Segunda ola invernal y desastres

La Ecocatástrofe que puede anegar a Cali por los dos costados, oeste y oriente, se produciría por el deslave de una parte de los cerros, como ocurrió en Semana Santa, con el desbordamiento de los ríos Meléndez, Lilí y Cañaveralejo; y por el otro lado el rompimiento del jarillón, entrándose el río Cauca a Cali hasta la base aérea. Señalar las causas del desastre aludiendo a las empalizadas y a los sedimentos como si fueran fenómenos abstractos, es un eufemismo, para no decir: tala no controlada y barro producido por el aflojamiento de los suelos que, con la lluvia se convierte en lodos.

La tala de los bosques, la tugurización de los cerros y la minería incontrolada, son los factores del desastre en las laderas del oeste depredado. Desde el año 2003 advertí sobre el daño en la zona de amortiguamiento de los farallones y la parte intermedia donde la CVC no ejerce la autoridad por abulia y venalidad de los funcionarios. Esta entidad tampoco ordena las cuencas hidrográficas con los PONCH como lo preceptúa el decreto número 1792 del año 2002. Y el Ministerio del Medio Ambiente, no ha sido capaz en la parte alta del parque natural los Farallones, de frenar el descuaje de los bosques, parapetados en el argumento de la inseguridad debido a la presencia de actores armados. Cuando operó el batallón de Alta Montaña, tampoco lo hicieron.

Del otro lado, el oriente, las obras que le hacen falta al jarillón no se han adelantado en el 2008, ni en el 2009, ni en el 2010,ni en lo que va corrido del 2011, por la rebatiña de los recursos de la sobretasa ambiental que le hace la CVC al DAGMA, y la bobería plagada de estulticias de la Alcaldía de Cali al firmar Convenios Administrativos forzosos para girar los recursos financieros que le pertenecen y después rogar que se los devuelvan: el 50% de esa sobretasa ambiental.

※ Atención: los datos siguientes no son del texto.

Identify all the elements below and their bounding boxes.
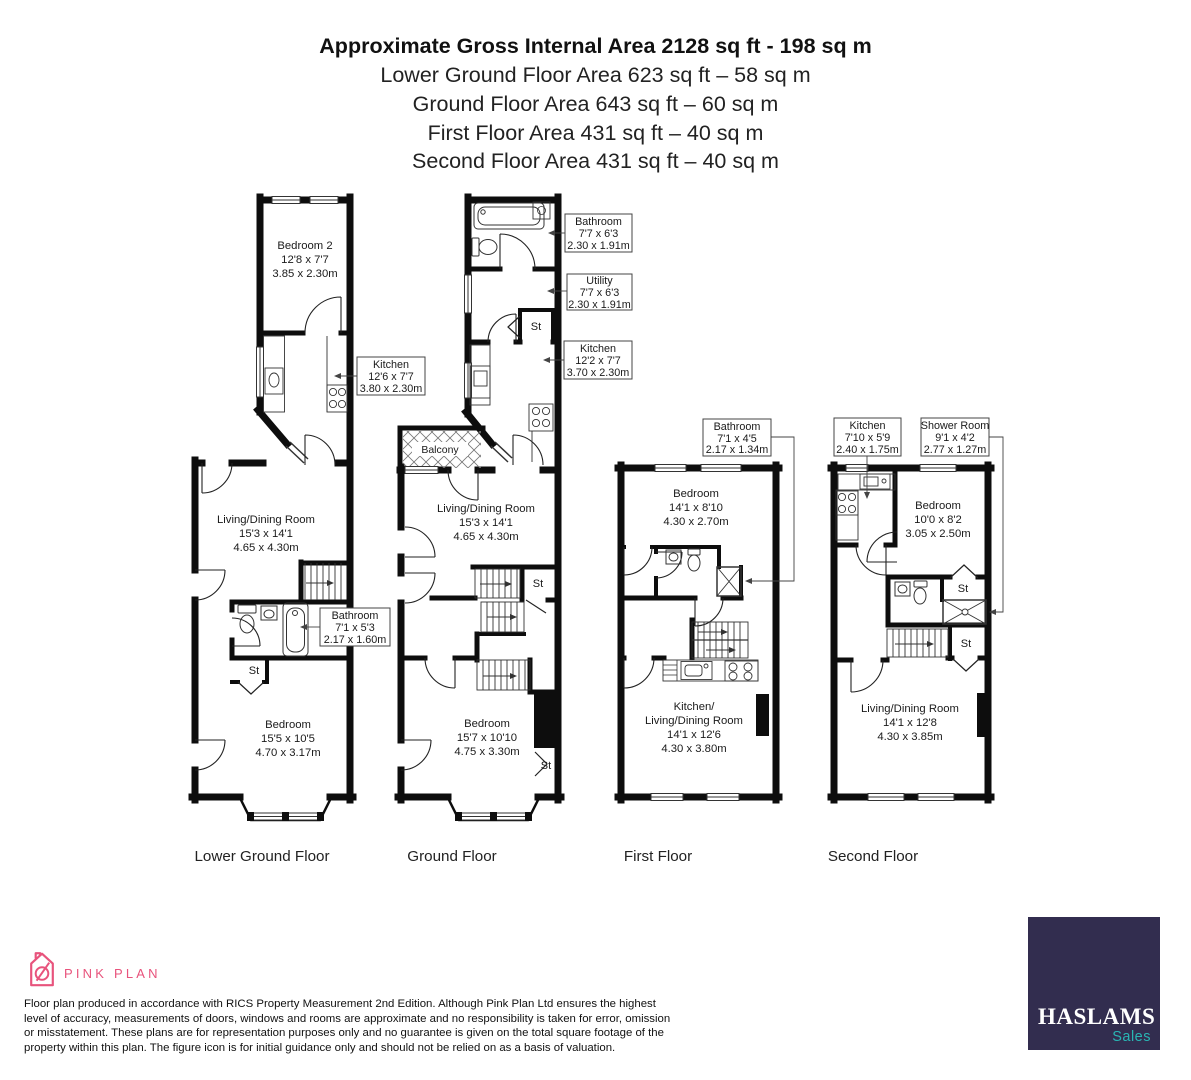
dim-metric: 4.70 x 3.17m [255,747,321,759]
svg-text:2.17 x 1.34m: 2.17 x 1.34m [705,444,769,456]
doors [851,532,979,692]
dim-metric: 4.30 x 2.70m [663,516,729,528]
toilet-tank [688,549,700,555]
room-label-kitchen-living: Kitchen/ [673,701,715,713]
storage-label: St [530,321,542,333]
bay-window [448,798,539,821]
room-label-living: Living/Dining Room [437,503,535,515]
room-label-bedroom2: Bedroom 2 [277,240,333,252]
boxed-label-kitchen [834,418,901,499]
dim-metric: 4.30 x 3.80m [661,743,727,755]
basin-icon [895,582,910,596]
stairs [887,629,948,657]
disclaimer [24,997,670,1055]
storage-label: St [960,638,972,650]
storage-label: St [957,583,969,595]
stairs [692,622,748,658]
svg-text:12'6 x 7'7: 12'6 x 7'7 [368,371,414,383]
disclaimer-line: Floor plan produced in accordance with RICS Property Measurement 2nd Edition. Although Pink Plan Ltd ensures the highest [24,998,656,1010]
svg-text:Bathroom: Bathroom [575,216,622,228]
shower [717,567,741,596]
fixtures [836,474,988,737]
room-label-living: Living/Dining Room [861,703,959,715]
room-label-living: Living/Dining Room [217,514,315,526]
chimney-block [756,694,769,736]
dim-imperial: 15'3 x 14'1 [239,528,293,540]
disclaimer-line: or misstatement. These plans are for representation purposes only and no guarantee is given on the total square footage of the [24,1027,664,1040]
dim-imperial: 14'1 x 8'10 [669,502,723,514]
svg-text:Kitchen: Kitchen [849,420,886,432]
shower [943,600,986,624]
storage-label: St [540,760,552,772]
room-label-bedroom: Bedroom [673,488,719,500]
svg-text:Utility: Utility [586,275,613,287]
page-title: Approximate Gross Internal Area 2128 sq ft - 198 sq m [319,34,872,58]
disclaimer-line: level of accuracy, measurements of doors, windows and rooms are approximate and no responsibility is taken for error, omission [24,1012,671,1025]
dim-imperial: 14'1 x 12'8 [883,717,937,729]
toilet-tank [238,605,256,613]
svg-text:2.40 x 1.75m: 2.40 x 1.75m [836,444,899,456]
svg-text:2.77 x 1.27m: 2.77 x 1.27m [923,444,987,456]
pink-plan-brand: PINK PLAN [64,966,161,981]
svg-text:7'7 x 6'3: 7'7 x 6'3 [578,228,619,240]
dim-metric: 3.05 x 2.50m [905,528,971,540]
area-line-ground: Ground Floor Area 643 sq ft – 60 sq m [412,91,779,116]
boxed-label-bathroom [300,608,390,646]
svg-text:Kitchen: Kitchen [372,359,410,371]
dim-metric: 4.75 x 3.30m [454,746,520,758]
svg-text:3.70 x 2.30m: 3.70 x 2.30m [566,367,630,379]
fridge-icon [663,660,677,681]
dim-imperial: 15'7 x 10'10 [456,732,518,744]
dim-metric: 4.30 x 3.85m [877,731,943,743]
svg-text:2.30 x 1.91m: 2.30 x 1.91m [567,240,630,252]
toilet-icon [914,588,926,604]
dim-metric: 3.85 x 2.30m [272,268,338,280]
svg-text:7'7 x 6'3: 7'7 x 6'3 [579,287,620,299]
svg-text:9'1 x 4'2: 9'1 x 4'2 [935,432,975,444]
floorplan-lower-ground [192,197,425,866]
stove-icon [529,404,553,431]
floor-name-ground: Ground Floor [407,848,497,865]
dim-imperial: 12'8 x 7'7 [281,254,329,266]
dim-imperial: 15'3 x 14'1 [459,517,513,529]
pink-plan-logo-icon [24,949,60,989]
floor-name-lower-ground: Lower Ground Floor [194,848,330,865]
haslams-division: Sales [1112,1029,1151,1045]
svg-text:12'2 x 7'7: 12'2 x 7'7 [575,355,621,367]
area-line-lower-ground: Lower Ground Floor Area 623 sq ft – 58 sq m [380,63,811,87]
svg-text:2.17 x 1.60m: 2.17 x 1.60m [323,634,387,646]
dim-imperial: 15'5 x 10'5 [261,733,315,745]
dim-imperial: 14'1 x 12'6 [667,729,721,741]
dim-imperial: 10'0 x 8'2 [914,514,962,526]
svg-text:7'10 x 5'9: 7'10 x 5'9 [844,432,891,444]
svg-text:2.30 x 1.91m: 2.30 x 1.91m [568,299,631,311]
svg-text:Living/Dining Room: Living/Dining Room [645,715,743,727]
storage-label: St [532,578,544,590]
chimney-block [534,692,556,748]
toilet-tank [914,581,927,587]
svg-text:7'1 x 4'5: 7'1 x 4'5 [717,433,757,445]
area-line-first: First Floor Area 431 sq ft – 40 sq m [427,120,764,145]
svg-text:7'1 x 5'3: 7'1 x 5'3 [335,622,375,634]
dim-metric: 4.65 x 4.30m [233,542,299,554]
room-labels [861,500,971,743]
floorplan-ground [398,197,632,865]
area-line-second: Second Floor Area 431 sq ft – 40 sq m [412,149,779,174]
svg-text:3.80 x 2.30m: 3.80 x 2.30m [359,383,423,395]
dim-metric: 4.65 x 4.30m [453,531,519,543]
room-label-bedroom: Bedroom [265,719,311,731]
floorplan-first [618,419,794,865]
haslams-logo [1028,917,1160,1050]
walls [192,197,353,800]
floorplan-second [828,418,1003,865]
disclaimer-line: property within this plan. The figure icon is for initial guidance only and should not be relied on as a basis of valuation. [24,1041,616,1054]
counter [264,336,285,412]
storage-label: St [248,665,260,677]
svg-text:Shower Room: Shower Room [920,420,990,432]
sink-icon [265,368,283,394]
toilet-icon [688,555,700,571]
bay-window [240,798,331,821]
toilet-icon [479,240,497,255]
balcony [400,428,483,470]
svg-text:Bathroom: Bathroom [331,610,379,622]
floor-name-second: Second Floor [827,848,919,865]
boiler-icon [533,202,550,219]
toilet-tank [472,238,479,256]
counter [838,474,895,490]
chimney-block [977,693,988,737]
floor-name-first: First Floor [623,848,693,865]
room-label-bedroom: Bedroom [915,500,961,512]
balcony-label: Balcony [421,444,459,456]
svg-text:Bathroom: Bathroom [713,421,761,433]
toilet-icon [240,615,254,633]
haslams-name: HASLAMS [1038,1004,1156,1029]
room-label-bedroom: Bedroom [464,718,510,730]
stairs [305,563,341,600]
svg-text:Kitchen: Kitchen [579,343,617,355]
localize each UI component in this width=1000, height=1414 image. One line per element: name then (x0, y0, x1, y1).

Desde diciembre 2010 entregué a la Alcaldía copia del auto interlocutorio número 1081, proferido por el Juez primero administrativo de Cali, que adoptó medidas preventivas ejecutar obras sobre el jarillón. No hicieron nada. Dejaron pasar el trimestre semiseco, ese veranillo de comienzos del 2011, y no realizaron las obras ni siquiera por una orden judicial, medida que logré contra la tozudez de un Juez intonso: aunque tiene tonsura, no de cura, sino de incultura. Se limitaron a visitar la zona en riesgo, contar casas de invasión, advertir a la gente y dizque a buscar los recursos en la CVC.El 21 de abril “El País” reproducía una declaración del Municipio sobre la firma del Convenio por $7.000 para empezar, el domingo 24 anunciaba lo mismo, es decir perdieron 4 meses desde que entregué la decisión judicial.

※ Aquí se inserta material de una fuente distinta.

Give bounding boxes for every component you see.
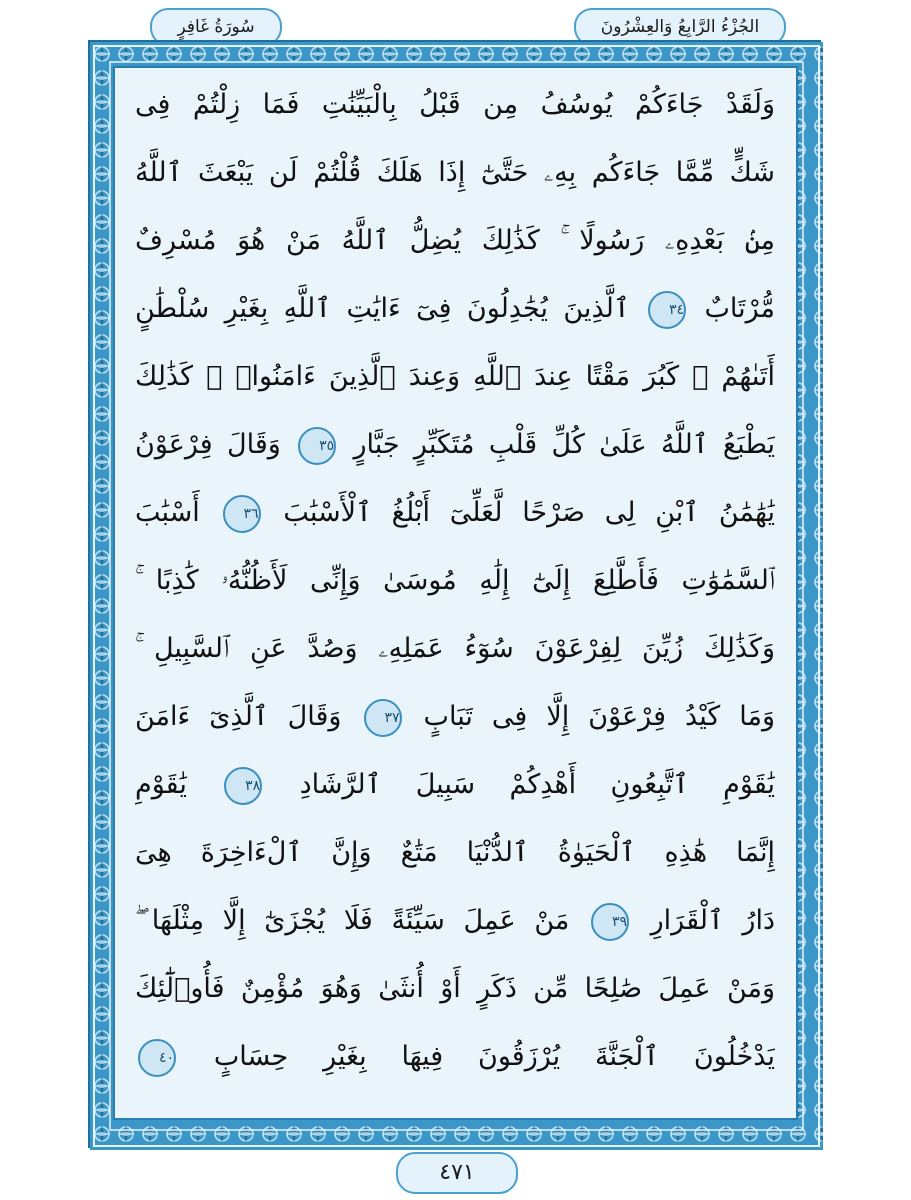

El DAGMA debía hacer en este veranillo perdido: Ordenar la inmediata cesación de las actividades que origina el daño sobre el dique protector de Cali; empezar a relocalizar las invasiones o asentamientos ilegales del sector comprendido entre la urbanización DESEPAZ y la vuelta de las córdoba; la remoción de porquerizas, caballerizas, avícolas, carboneras, además de los pozos sépticos, talleres, bodegas que están generando contaminación y deforestación debilitando la estructura del jarillón y afectando la potabilización del agua en la planta de Puerto Mallarino; restituir el cauce del canal de alivio paralelo al jarillón y el canal secundario, a la altura dela vuelta de las córdoba. La Alcaldía de Candelaria y la CVC tenían otra tarea, tampoco actuaron. Los funcionarios responsables de las tres entidades incurrieron en el delito de prevaricato por omisión.

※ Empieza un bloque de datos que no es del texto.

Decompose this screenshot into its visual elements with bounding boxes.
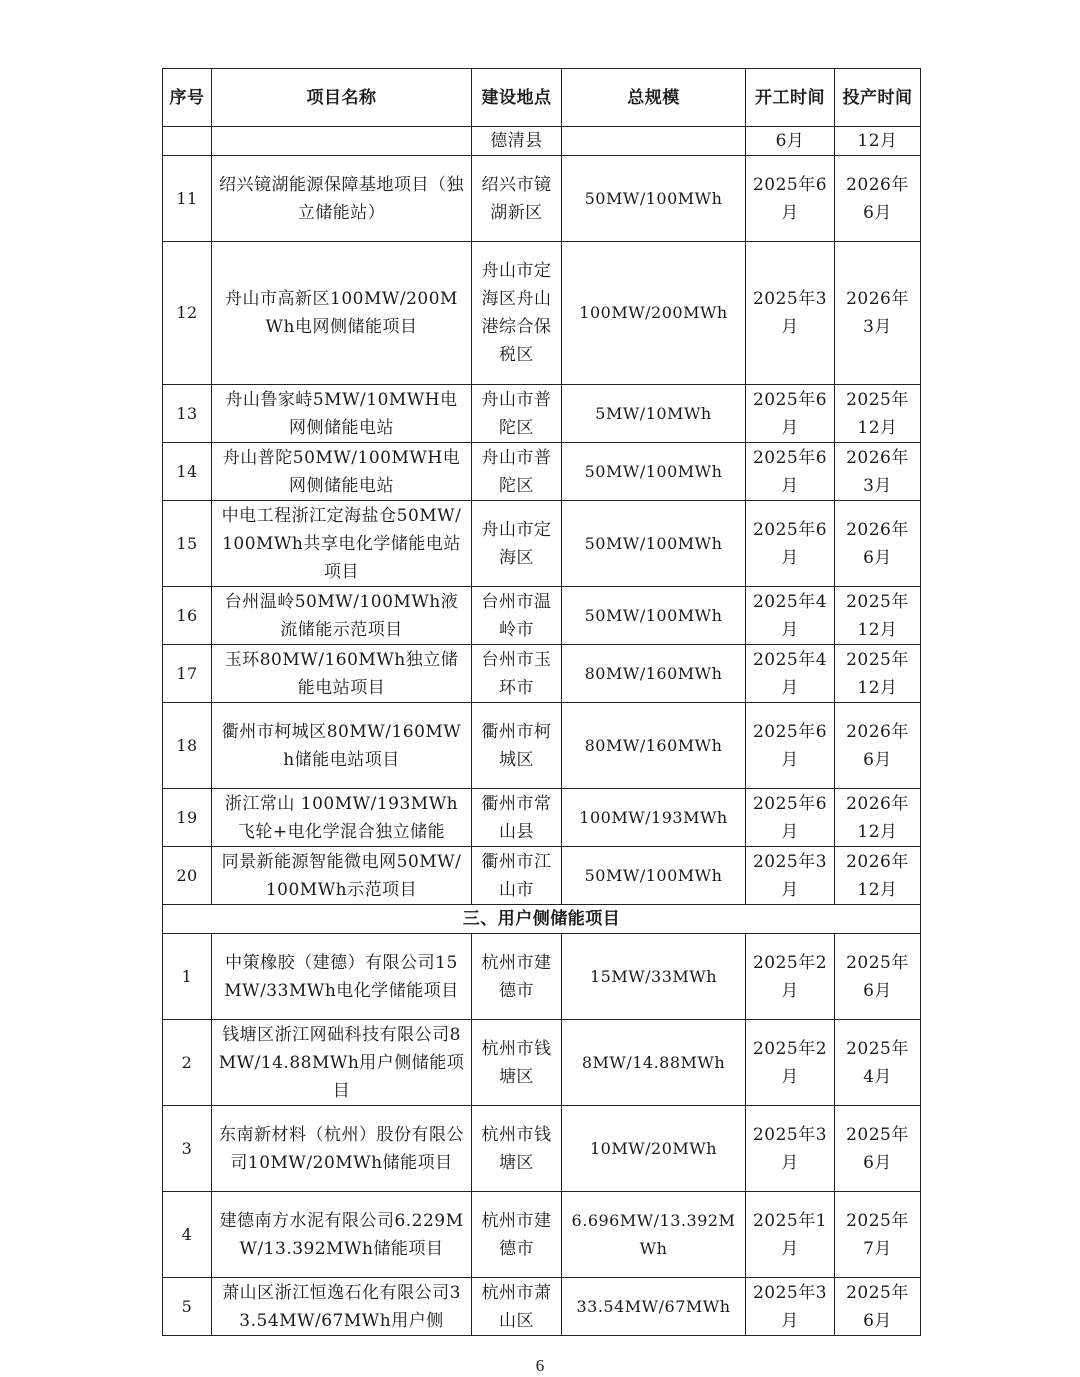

A Cali le falta agua potable para hacer viable la ciudad, y le sobra agua contaminada: la que discurre por el rio Cauca, y la que baja de las laderas cuando llueve, destruidos los canales de escorrentía de los suelos por la despradización, tala intensiva e invasiones imparables. Las empalizadas de ambos lados, oeste y oriente, tienen la misma causa: falta de autoridad, vigilancia y cumplimiento de las normas ambientales.

Después de la inundación el jueves santo de 20 barrios en el sur de Cali, las acciones administrativas que se debían hacer periódicamente se anuncian ahora para disimular las omisiones: impedir la sedimentación, dragar los ríos, impedir la tala de los bosques, no permitir las invasiones cíclicas, recuperar la faja o ronda protectora de los ríos, frenar la explotación minera suburbana, limpiar los sumideros y canales, expandir la educación ambiental en los barrios para impedir el arrojamiento de basura a los canales y al alcantarillado.

El DAGMA sufre una especie de desinstitucionalización que no se ha podido corregir: no tiene planta de personal, los recursos son entregados a cuentagotas, en varios períodos lo han saqueado, los alcaldes nombran funcionarios que no conocen del tema, la CVC viola la autonomía de la autoridad urbana, no existe planeación conjunta, el SIGAM lo desconocen. Hasta que no se corrijan estos defectos continuara el deterioro ambiental de Cali.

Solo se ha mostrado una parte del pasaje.